Nella nostra quotidianità Pinocchio è un adulto che manifesta attitudine nel sottrarsi alle responsabilità ed agisce in modo iperattivo sempre proiettato verso nuove esperienze ma, una volta spentasi l’euforia, si trova intrappolato.

Parlando della sindrome di Pinocchio intendiamo fare riferimento ad un soggetto che può essere inquadrato come “bugiardo patologico”.

Lo psichiatra Michele Novellino affronta questa tematica nel testo intitolato “La sindrome di Pinocchio. I forzati della bugia. Come aiutare gli eterni bambini a crescere”. Potremmo supporre, prendendo proprio spunto da questo testo, che chi soffre della sindrome di Pinocchio si presenta come una persona portatrice di un disturbo narcisistico di personalità che si accompagna spesso anche ad una condotta antisociale.

L’adulto che soffre della sindrome di Pinocchio si è fermato ad uno stadio di eterno bambino e sembra proprio non volere crescere. Egli non sopporta le critiche, manifesta senso di grandiosità e ritiene che tutto gli sia dovuto ma nello stesso tempo tende ad isolarsi e non riesce a raggiungere i suoi obiettivi.  È caratterizzato dalla propensione a raccontare bugie ed è privo del senso di rimorso. Si tratta di un Pinocchio di età matura, che ha un vissuto difficoltoso, segnato da una profonda solitudine ma agli occhi delle persone si presenta come un adolescente capriccioso che non vuole crescere. Come in Pinocchio osserviamo l’inaffidabilità spesso accompagnata da una forte impulsività e da una tendenza a non considerare le conseguenze delle proprie azioni per sé e per gli altri.

L’altro viene vissuto come un mezzo per soddisfare i propri bisogni e ciò induce a pensare ad una mancata interiorizzazione dei valori etici.

Pinocchio nonostante i buoni propositi non ce la fa a maturare ma riesce sempre nel suo intento di ingannare gli altri. È spesso convinto di essere il primo ed è insofferente alle situazioni di frustrazione.

Tale sindrome non è rara in quanto il comportamento del raccontare bugie è presente fin dall’infanzia.

Ma se da bambini raccontare alcune bugie è ascrivibile ad un atteggiamento normale, non lo è con il passare degli anni.

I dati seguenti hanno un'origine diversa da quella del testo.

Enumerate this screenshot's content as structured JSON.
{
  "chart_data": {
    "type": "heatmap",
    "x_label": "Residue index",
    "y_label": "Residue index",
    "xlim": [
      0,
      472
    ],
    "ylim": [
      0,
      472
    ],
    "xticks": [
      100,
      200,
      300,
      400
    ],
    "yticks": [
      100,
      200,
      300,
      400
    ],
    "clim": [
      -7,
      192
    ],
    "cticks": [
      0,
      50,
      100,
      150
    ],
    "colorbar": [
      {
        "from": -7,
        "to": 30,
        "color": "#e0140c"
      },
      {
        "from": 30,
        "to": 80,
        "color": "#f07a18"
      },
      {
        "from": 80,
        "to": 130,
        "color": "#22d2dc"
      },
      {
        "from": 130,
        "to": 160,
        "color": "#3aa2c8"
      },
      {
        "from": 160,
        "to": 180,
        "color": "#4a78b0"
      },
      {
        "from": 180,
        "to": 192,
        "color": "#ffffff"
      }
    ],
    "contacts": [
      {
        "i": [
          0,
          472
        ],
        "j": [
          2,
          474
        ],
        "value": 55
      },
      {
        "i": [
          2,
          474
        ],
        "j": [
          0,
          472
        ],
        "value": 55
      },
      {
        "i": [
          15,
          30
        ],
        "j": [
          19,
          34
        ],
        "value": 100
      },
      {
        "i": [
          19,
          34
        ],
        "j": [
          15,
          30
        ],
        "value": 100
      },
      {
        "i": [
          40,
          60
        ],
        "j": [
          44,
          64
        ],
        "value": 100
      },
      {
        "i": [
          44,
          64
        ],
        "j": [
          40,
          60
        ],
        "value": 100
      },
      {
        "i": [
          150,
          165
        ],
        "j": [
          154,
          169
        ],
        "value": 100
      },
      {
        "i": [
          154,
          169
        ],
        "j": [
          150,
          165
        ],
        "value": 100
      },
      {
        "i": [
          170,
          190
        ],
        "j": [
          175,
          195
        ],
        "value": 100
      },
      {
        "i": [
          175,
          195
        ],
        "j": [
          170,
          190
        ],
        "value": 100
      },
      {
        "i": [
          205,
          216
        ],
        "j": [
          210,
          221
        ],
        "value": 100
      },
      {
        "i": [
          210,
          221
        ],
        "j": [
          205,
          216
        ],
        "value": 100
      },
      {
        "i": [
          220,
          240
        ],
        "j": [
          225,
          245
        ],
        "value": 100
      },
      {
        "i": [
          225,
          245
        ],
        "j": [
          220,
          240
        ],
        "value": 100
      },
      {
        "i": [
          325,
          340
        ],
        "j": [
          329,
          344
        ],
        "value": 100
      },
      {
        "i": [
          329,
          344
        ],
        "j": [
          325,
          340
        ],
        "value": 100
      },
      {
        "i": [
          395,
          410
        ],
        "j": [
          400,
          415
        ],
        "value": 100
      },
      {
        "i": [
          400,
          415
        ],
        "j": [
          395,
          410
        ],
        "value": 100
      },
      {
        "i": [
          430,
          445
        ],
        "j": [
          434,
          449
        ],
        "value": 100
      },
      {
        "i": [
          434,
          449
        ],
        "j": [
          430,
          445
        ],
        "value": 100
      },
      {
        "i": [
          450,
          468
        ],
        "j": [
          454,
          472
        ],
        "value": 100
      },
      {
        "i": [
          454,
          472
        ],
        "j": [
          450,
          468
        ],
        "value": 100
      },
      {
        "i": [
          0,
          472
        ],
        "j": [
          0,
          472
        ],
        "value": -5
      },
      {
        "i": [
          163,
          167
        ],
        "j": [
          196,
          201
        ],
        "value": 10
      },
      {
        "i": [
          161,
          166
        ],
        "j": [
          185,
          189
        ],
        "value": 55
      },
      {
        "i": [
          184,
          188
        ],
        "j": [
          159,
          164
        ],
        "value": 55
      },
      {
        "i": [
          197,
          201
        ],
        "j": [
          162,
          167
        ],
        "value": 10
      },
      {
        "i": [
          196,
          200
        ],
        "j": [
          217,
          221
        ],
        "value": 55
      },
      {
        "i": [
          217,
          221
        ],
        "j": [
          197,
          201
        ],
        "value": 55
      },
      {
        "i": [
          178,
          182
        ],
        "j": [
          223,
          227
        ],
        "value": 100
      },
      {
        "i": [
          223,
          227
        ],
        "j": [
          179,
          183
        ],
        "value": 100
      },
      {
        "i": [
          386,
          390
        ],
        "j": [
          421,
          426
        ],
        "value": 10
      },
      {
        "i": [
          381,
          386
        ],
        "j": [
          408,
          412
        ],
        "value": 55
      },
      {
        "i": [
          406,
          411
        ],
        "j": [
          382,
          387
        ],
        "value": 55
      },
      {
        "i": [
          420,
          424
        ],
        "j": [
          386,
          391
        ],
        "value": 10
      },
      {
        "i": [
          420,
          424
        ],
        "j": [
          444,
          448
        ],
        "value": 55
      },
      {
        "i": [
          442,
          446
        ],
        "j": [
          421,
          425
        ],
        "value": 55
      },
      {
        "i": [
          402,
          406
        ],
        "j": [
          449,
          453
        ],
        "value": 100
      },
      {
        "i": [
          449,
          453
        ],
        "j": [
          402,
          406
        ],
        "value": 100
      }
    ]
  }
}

L’arte del mentire è rilevabile in tutte le culture e possiamo altresì asserire che si può mentire con modalità diverse.

La psicologa Bella De Paulo ha classificato le menzogne in: assolute, ossia quelle in cui ciò che viene raccontato non corrisponde per nulla alla verità; esagerazioni, nelle quali si assiste ad un’amplificazione o ad una banalizzazione dei fatti; ambiguità, relativamente alle quali ci si trova di fronte a dichiarazioni apparentemente veritiere che però celano un inganno.

Le menzogne più frequenti sono quelle esplicitate per manipolare il comportamento dell’altro e sono principalmente proprie dei bambini che sostengono ad esempio di non aver commesso nulla al fine di evitare una punizione. Queste ultime vengono smascherate con facilità.

Esistono poi le cosiddette “bugie sociali” che sono spesso utilizzate e servono apparentemente a migliorare i rapporti tra le persone.

A nostro avviso le bugie non sono mai costruttive in quanto, anche qualora non vengano smascherate, lasciano nella persona un senso più o meno accentuato di disagio.